Experimental investigation on the characteristics of pressure oscillations for sonic steam-air jet in subcooled water

•Back-attack phenomenon would occur in steam-air jet experiments.•The pressure oscillation frequency increases initially and then decreases with the increase of air mass fraction when the water temperature is 80 ℃.•An empirical equation for predicting the radius of the steam bubble separated from the end of the pure steam plume is proposed.•The prediction equation for the oscillation frequency of steam-air jets is proposed based on bubble oscillation theory. To investigate the characteristics of pressure oscillations for sonic steam-air jets in subcooled water, a series of experiments are conducted, and pressure oscillations are recorded and analyzed.
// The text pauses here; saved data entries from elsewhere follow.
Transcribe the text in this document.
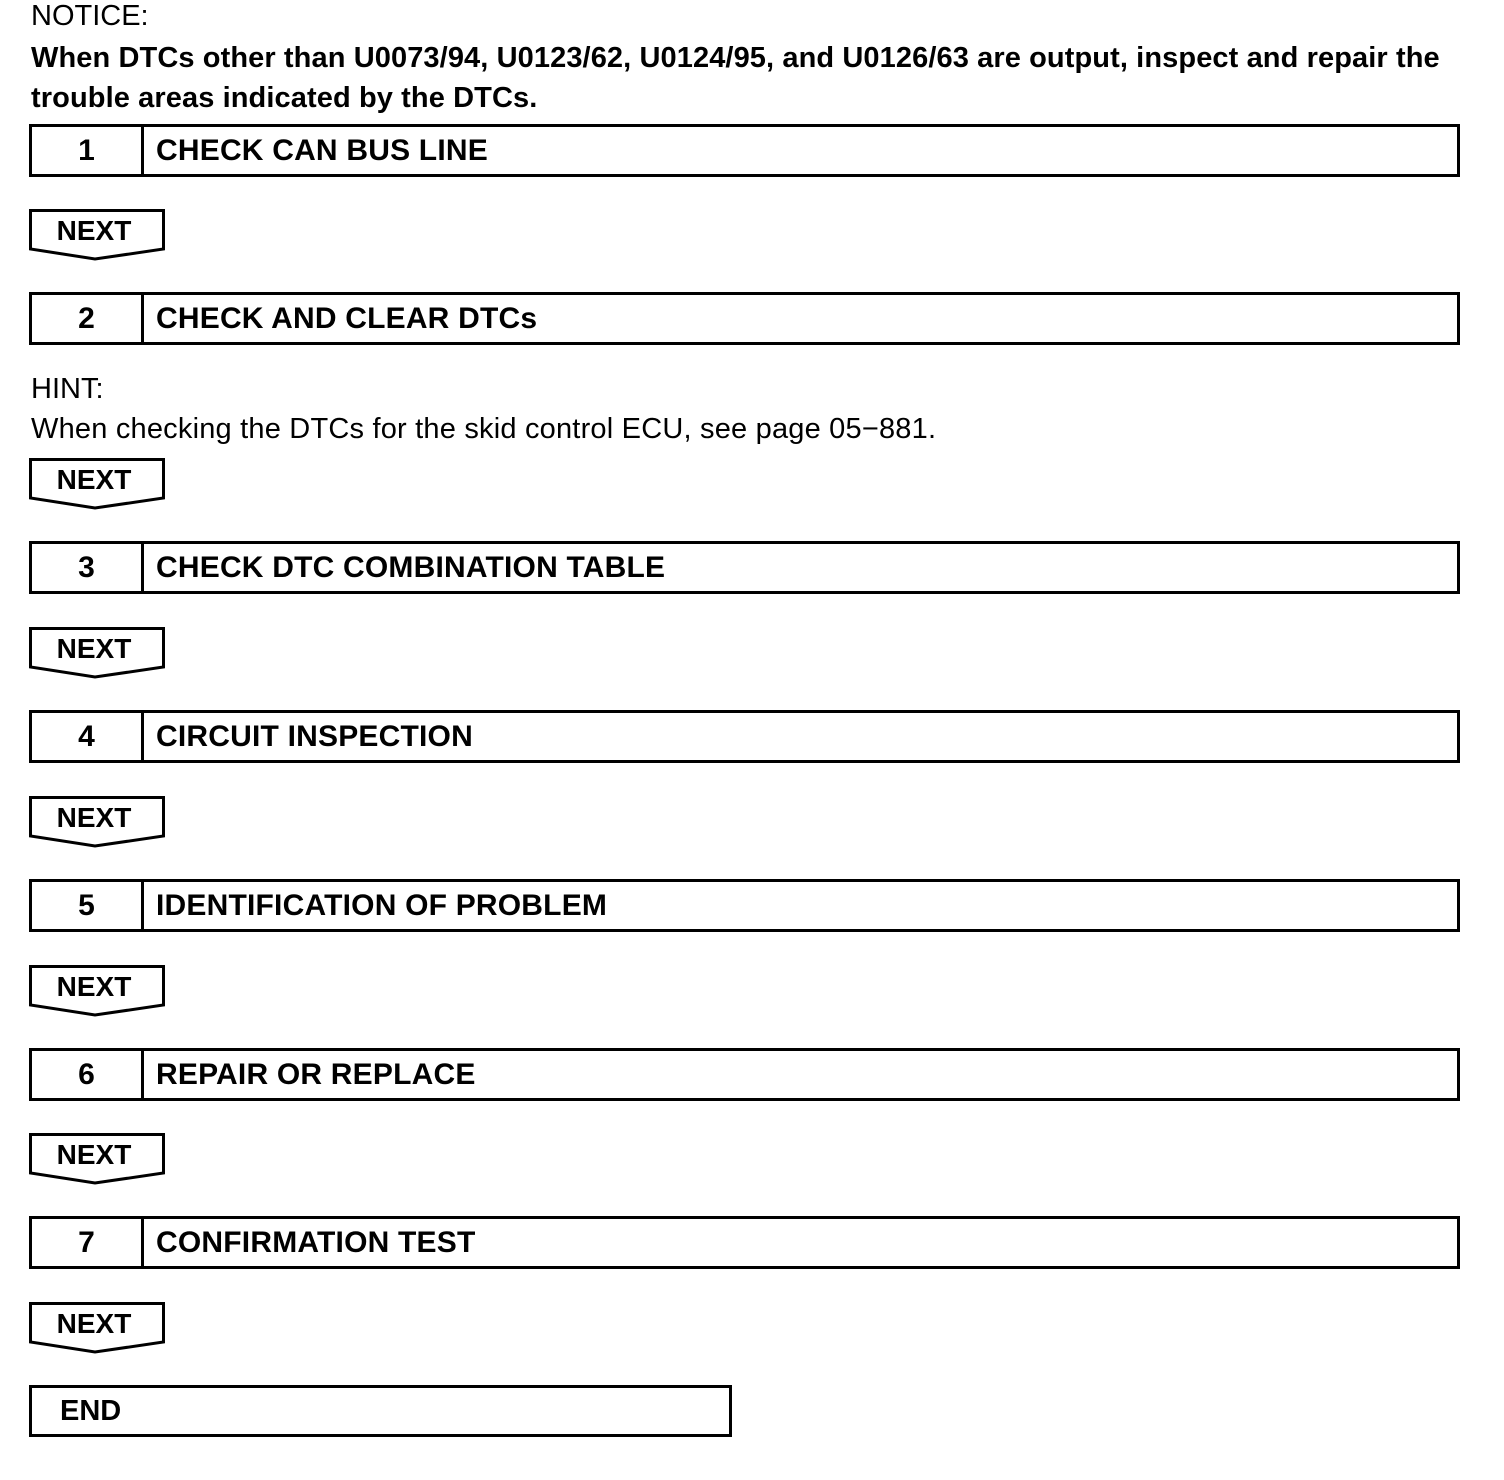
NOTICE:
When DTCs other than U0073/94, U0123/62, U0124/95, and U0126/63 are output, inspect and repair the trouble areas indicated by the DTCs.
1	CHECK CAN BUS LINE
NEXT
2	CHECK AND CLEAR DTCs
HINT:
When checking the DTCs for the skid control ECU, see page 05−881.
NEXT
3	CHECK DTC COMBINATION TABLE
NEXT
4	CIRCUIT INSPECTION
NEXT
5	IDENTIFICATION OF PROBLEM
NEXT
6	REPAIR OR REPLACE
NEXT
7	CONFIRMATION TEST
NEXT
END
The results indicate the occurrence of the back-attack phenomenon for steam-air jets. The back-attack phenomenon is the result of the necking of the steam-air plume, which hinders the flow of gas downstream, thereby causing some gas to expand in the opposite direction and back attack the nozzle. When the back-attack phenomenon occurs, a pressure pulse occurs at the nozzle outlet simultaneously. Regarding jet pressure oscillation, the intensity of pressure oscillation increases with the increase of temperature and air mass fraction. The dominant frequency of pressure oscillation decreases with the increase of water temperature and air mass fraction when the water temperature is lower than 80 °C. The pressure oscillation frequency increases initially and then decreases with the increase of air mass fraction when the water temperature is 80 °C. An empirical equation for predicting the radius of the steam bubble separated from the end of the pure steam plume is proposed, and the deviation is within the error band of ±15%. In addition, a prediction equation for the oscillation frequency of steam-air jets is proposed based on bubble oscillation theory, which can predict the dominant frequency when the air mass fraction is 0.01–0.5, the water temperature is 25–80 °C, and the inlet pressure is 0.3–0.7 MPa.